Black Sabbath. Добро пожаловать в преисподнюю! - Мик Уолл
Шрифт:
Интервал:
Закладка:
Оззи сразу понял, о чем думает Гизер, так что первым, что он сказал, было «Все нормально, я отращиваю волосы». Гизер подумал: «Этот чувак сумасшедший…»
Воспоминания Оззи о The Rare Breed, как и ожидалось, довольно расплывчаты. Он был на их концерте в Бирмингемском политехническом колледже, где они играли на разогреве у Carl Wayne and the Vikings, позже переименовавшихся в The Move, и ему не очень понравилось.
– Я подумал: что это вообще за херня, скачут, как какие-то уе*аны, под синими прожекторами? Я никогда раньше не слышал о психоделической музыке…
Но больше у него вариантов не было, да и вообще, «Гизер очень хорошо обращался со стробоскопом, и все выглядело очень странно», так что он решил попробовать. Эксперимент продлился один концерт. Они выступили в клубе для рабочих в Уолсолле, и их попросили уйти всего после трех песен. Гизер вспоминал:
– Подошел менеджер и сказал: «Валите! Вот вам пять фунтов, а теперь проваливайте отсюда!» Оззи сказал: «Да в жопу себе засунь эти пять фунтов!» А я такой: «Ну, тогда пять фунтов заберу я…»

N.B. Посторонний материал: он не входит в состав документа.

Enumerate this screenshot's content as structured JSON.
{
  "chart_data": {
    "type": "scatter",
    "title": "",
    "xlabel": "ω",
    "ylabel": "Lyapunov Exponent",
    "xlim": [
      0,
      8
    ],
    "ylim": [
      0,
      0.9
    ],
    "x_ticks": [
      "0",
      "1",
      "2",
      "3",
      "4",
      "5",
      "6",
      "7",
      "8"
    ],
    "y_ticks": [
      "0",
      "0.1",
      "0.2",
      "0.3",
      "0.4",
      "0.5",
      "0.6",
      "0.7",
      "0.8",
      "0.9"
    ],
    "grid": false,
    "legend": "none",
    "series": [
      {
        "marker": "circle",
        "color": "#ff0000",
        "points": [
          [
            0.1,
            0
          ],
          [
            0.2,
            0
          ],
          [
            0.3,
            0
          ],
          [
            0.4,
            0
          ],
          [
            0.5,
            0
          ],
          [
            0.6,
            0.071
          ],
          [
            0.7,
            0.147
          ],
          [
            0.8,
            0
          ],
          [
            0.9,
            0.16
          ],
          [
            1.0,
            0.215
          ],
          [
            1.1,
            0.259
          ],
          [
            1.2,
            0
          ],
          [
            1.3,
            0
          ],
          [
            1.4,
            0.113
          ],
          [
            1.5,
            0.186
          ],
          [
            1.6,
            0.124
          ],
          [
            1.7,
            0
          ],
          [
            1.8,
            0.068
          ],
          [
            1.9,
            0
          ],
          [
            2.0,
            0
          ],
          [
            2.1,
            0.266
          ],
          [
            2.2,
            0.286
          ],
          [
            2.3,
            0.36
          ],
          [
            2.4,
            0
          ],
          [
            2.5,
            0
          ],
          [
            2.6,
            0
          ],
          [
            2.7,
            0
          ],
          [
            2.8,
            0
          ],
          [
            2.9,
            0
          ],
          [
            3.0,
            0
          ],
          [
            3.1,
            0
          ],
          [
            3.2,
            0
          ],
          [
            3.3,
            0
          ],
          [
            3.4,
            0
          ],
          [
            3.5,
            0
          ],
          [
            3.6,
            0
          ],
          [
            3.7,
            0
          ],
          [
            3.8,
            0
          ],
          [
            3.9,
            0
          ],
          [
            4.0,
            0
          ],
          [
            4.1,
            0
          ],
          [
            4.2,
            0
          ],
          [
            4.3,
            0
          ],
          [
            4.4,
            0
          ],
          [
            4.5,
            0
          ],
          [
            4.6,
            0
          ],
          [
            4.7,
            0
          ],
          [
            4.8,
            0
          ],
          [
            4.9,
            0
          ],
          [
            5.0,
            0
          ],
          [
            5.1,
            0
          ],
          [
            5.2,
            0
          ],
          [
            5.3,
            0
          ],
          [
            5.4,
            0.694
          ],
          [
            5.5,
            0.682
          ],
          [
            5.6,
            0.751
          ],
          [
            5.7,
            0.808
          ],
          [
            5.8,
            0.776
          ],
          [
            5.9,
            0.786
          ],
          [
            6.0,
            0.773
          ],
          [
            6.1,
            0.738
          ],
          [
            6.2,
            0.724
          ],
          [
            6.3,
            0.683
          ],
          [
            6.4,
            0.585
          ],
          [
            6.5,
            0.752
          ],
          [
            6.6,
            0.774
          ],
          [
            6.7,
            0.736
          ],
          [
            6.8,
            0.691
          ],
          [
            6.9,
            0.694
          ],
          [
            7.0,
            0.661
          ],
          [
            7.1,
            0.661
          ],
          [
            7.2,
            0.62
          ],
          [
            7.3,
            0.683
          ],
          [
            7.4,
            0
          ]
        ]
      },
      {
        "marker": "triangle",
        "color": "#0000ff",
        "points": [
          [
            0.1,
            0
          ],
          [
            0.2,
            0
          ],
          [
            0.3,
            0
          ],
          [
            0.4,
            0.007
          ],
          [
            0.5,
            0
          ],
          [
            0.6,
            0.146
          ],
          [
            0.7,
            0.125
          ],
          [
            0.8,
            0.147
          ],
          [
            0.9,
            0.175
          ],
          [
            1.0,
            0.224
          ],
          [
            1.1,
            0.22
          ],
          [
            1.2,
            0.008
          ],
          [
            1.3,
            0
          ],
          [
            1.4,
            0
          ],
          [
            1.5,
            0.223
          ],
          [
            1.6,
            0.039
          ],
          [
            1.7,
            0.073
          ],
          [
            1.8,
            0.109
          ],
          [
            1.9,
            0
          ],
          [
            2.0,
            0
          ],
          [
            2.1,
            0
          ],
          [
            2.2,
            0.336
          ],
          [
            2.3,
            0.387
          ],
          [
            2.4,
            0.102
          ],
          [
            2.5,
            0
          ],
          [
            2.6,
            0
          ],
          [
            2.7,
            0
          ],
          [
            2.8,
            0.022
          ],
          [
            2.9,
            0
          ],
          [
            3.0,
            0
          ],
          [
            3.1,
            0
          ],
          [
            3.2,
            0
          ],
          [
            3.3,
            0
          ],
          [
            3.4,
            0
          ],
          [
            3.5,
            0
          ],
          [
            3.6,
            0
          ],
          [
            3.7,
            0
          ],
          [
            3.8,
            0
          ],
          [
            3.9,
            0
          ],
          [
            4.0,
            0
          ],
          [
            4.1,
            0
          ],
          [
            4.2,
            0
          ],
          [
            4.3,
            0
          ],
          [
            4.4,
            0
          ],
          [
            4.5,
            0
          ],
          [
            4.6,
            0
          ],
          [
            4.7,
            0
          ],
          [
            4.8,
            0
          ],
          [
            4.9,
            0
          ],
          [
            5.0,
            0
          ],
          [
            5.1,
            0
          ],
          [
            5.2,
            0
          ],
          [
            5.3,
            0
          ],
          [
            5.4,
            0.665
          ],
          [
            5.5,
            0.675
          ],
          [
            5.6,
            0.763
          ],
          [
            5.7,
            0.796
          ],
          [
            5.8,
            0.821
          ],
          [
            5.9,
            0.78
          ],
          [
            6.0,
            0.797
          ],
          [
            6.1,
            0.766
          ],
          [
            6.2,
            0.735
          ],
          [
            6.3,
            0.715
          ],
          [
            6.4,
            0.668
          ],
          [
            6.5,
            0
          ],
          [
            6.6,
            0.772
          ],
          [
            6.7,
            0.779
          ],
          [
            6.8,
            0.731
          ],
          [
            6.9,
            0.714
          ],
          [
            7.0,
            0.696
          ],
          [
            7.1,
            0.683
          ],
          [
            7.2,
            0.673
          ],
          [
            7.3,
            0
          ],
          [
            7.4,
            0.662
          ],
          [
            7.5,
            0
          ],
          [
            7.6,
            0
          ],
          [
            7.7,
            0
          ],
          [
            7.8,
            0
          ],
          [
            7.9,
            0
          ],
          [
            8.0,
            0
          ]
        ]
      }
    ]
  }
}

А еще Оззи сразу не понравился Роджер Хоуп.
– Он постоянно ко мне придирался, так что я пришел к Гизеру и сказал: «Да ну на хер, не буду я играть».
На что Оззи не рассчитывал, так это на то, что Гизер уже тоже разочаровался. Басист и барабанщик решили найти нормальную работу, да и Хоупу, похоже, хотелось чего-то другого.
– Он написал одну песню, она была просто жуткой. Не помню, как она называлась, но вообще ужас. Так что я вежливо отказался ее играть.
На следующий день Гизер объявил о своем уходе из The Rare Breed и пошел в гости к Оззи курить травку и пить чай…
* * *
Пока Оззи Зиг и Гизер Батлер размышляли, что делать после The Rare Breed, Тони Айомми пытался пробиться на уровень выше в квартете под названием Mythology. Группа базировалась в Карлайле, где жил басист и основатель Нил Маршалл. Mythology была хорошо известна в родном Камберленде, регулярно выступала и имела неплохую фанатскую базу. До звездности, конечно, было далеко, но денег они зарабатывали достаточно, чтобы снимать комнату в квартире и доживать от концерта до концерта. Дальше Айомми не заглядывал. Начиная еще с первого полупрофессионального концерта пятью годами ранее, когда он выступил с пианистом и барабанщиком в местном пабе, и первой настоящей группы, The Rockin’ Chevrolets, куда он попал в шестнадцать лет, Тони всегда больше хотелось просто веселиться, чем добиться успеха. Он присоединялся к группам «как получится», не для того, «чтобы куда-то попасть», а потому, что «ему это нравилось». Chevrolets регулярно выступали на процветающей тогда клубной сцене Мидлендса – исполняли каверы на Чака Берри, одетые в красные костюмы из синтетической парчи, – так что ему казалось, что все идет отлично. Тогда же он познакомился со своей первой девушкой Маргарет – сестрой второго гитариста.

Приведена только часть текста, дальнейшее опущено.